(株)リビタは、東京都千代田区内神田のオフィス街に、シェア型賃貸住宅を含む複合施設「the c」を竣工。13日、報道陣に公開した。
同ビルは、1962年築、鉄骨鉄筋コンクリート造地上9階地下2階建て。延床面積3411.48平方メートル。都営新宿線「小川町」駅徒歩4分、JR「神田」駅徒歩7分とアクセスの良い立地に加え、12年には耐震補強工事を実施し安全性が確保されていたものの、築年数の経過等からオフィス需要は減退していた。そこで事業主であるヒューリック(株)は同ビルの有効活用を検討し、リビタに企画・プロデュース・統括設計監理・運営管理を依頼した。
リビタは、建築基準法上“事務所”用途を一部“寄宿舎”へ用途変更し、シェアアパートメント(シェア型賃貸住宅)・シェアオフィス・シェアスペースの3つの機能が融合するシェア型複合施設へと再生。オフィス需要が減少したエリアでの“住まい”需要の創出、二拠点居住などの多様な居住形態への対応等を目指す。同事業の企画を担当した同社事業統括本部一棟分譲事業プロジェクト推進第2グループシニアコンサルタント・井上聡子氏は「これまでの事業経験や東京の中心地という立地を生かし、東京と地域の結節点となる場にしていきたい」と話す。
地下1階が「C lounge(シーラウンジ)」で、入居者以外も利用できる開放されたシェアスペース。趣味を楽しむ大人をターゲットに、料理教室、DIY、ギャラリー、音楽イベント、ヨガ教室、セミナーなど、多目的に活用できる空間を用意。防音使用のスタジオ2室、壁面のピクチャーレールを使った展示や会議に適したスタジオ2室のほか、シェアキッチンも設置。
2階がシェアオフィスで、固定アドレス10席(ブースタイプ)とフリーアドレス30席を用意。今後は時間貸しも予定している。
3~8階がシェア型賃貸住宅(全54室)の個室フロア。バルコニー設置が難しいオフィス仕様を、インナーバルコニーを設置することで寄宿舎要件である避難経路や採光等の条件を満たした。また、耐震補強ブレースが各所にあるため、居室レイアウトを工夫している。2人入居が可能な広めの個室も6室用意した。
9階には入居者限定のシェアラウンジを設置。大型キッチン、シアタールーム、ライブラリースペースを設置。一部空間はシェアオフィスユーザーも利用できるようにすることで、住・職の利用者同士のコミュニケーションを促進する。
なお、物件名には「central(セントラル)」「conversion(コンバージョン)」「communication(コミュニケーション)」といったさまざまな「c」の意味が含まれている。

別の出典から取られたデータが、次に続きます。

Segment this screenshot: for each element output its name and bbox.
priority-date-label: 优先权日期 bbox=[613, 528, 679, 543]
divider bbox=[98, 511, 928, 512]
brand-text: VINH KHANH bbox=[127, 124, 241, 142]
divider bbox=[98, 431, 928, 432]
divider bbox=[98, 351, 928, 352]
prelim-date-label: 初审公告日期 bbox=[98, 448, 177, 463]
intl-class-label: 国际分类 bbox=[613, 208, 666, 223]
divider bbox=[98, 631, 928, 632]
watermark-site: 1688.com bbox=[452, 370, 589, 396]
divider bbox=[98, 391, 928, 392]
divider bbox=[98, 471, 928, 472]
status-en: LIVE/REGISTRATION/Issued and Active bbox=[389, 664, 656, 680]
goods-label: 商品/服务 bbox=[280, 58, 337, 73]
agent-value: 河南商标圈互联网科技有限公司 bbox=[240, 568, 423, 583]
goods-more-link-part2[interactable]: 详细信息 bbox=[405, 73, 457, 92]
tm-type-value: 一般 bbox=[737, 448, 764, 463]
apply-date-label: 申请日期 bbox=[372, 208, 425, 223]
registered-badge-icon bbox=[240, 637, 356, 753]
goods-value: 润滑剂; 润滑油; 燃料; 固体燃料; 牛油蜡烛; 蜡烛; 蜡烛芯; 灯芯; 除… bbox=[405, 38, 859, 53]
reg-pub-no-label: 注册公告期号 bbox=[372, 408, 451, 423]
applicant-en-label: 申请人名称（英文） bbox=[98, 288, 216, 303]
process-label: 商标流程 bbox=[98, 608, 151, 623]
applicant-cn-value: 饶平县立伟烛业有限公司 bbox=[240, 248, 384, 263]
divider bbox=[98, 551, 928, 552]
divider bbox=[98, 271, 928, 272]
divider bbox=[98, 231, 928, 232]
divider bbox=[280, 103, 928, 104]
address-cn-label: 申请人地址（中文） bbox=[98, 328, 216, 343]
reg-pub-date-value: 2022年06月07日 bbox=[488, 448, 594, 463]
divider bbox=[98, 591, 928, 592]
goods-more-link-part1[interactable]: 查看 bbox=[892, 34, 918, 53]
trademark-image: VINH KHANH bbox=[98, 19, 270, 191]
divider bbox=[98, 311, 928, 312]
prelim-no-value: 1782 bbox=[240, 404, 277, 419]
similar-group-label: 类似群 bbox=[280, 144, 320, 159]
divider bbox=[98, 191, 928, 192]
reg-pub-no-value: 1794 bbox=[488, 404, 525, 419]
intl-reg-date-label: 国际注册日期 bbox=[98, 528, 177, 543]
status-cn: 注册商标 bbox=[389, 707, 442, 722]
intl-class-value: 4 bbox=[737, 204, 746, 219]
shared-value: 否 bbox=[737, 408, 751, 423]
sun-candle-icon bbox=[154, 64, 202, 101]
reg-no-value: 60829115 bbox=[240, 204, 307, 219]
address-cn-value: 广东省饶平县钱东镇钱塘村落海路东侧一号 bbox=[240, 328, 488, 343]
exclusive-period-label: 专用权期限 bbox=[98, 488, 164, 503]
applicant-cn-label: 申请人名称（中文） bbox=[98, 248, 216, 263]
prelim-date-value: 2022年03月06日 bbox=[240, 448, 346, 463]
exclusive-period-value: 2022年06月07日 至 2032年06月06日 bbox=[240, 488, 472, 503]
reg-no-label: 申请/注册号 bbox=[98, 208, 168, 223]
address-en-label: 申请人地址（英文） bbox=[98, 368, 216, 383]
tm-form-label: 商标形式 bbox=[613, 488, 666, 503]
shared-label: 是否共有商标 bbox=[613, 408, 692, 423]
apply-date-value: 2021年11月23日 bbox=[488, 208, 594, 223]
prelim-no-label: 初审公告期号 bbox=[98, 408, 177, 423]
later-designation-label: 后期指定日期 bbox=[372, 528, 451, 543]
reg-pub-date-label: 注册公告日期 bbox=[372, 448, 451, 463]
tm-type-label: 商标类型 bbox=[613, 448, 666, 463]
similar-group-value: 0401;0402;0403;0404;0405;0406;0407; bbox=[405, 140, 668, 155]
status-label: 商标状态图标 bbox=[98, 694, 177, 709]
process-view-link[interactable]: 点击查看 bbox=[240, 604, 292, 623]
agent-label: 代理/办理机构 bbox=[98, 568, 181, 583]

年始から住居部分のみリーシングを開始し、現在、30~40歳代の男性を中心に9件の申し込みがある状況。賃料は9万6,000~12万円(12.76~26.31平方メートル、別途共益費等有り)。
なお、オフィスは2月中旬頃募集開始予定。シェアスペースの募集時期は未定だが、すでに利用団体が複数決まっている。「口コミ等で徐々に認知度が広がり、良質な入居者に長く住んでもらいたい」(井上氏)。
運営上では、空間・コンテンツのディレクター等、外部の専門家にサポートを依頼し、ラウンジにて各種イベント開催を計画している。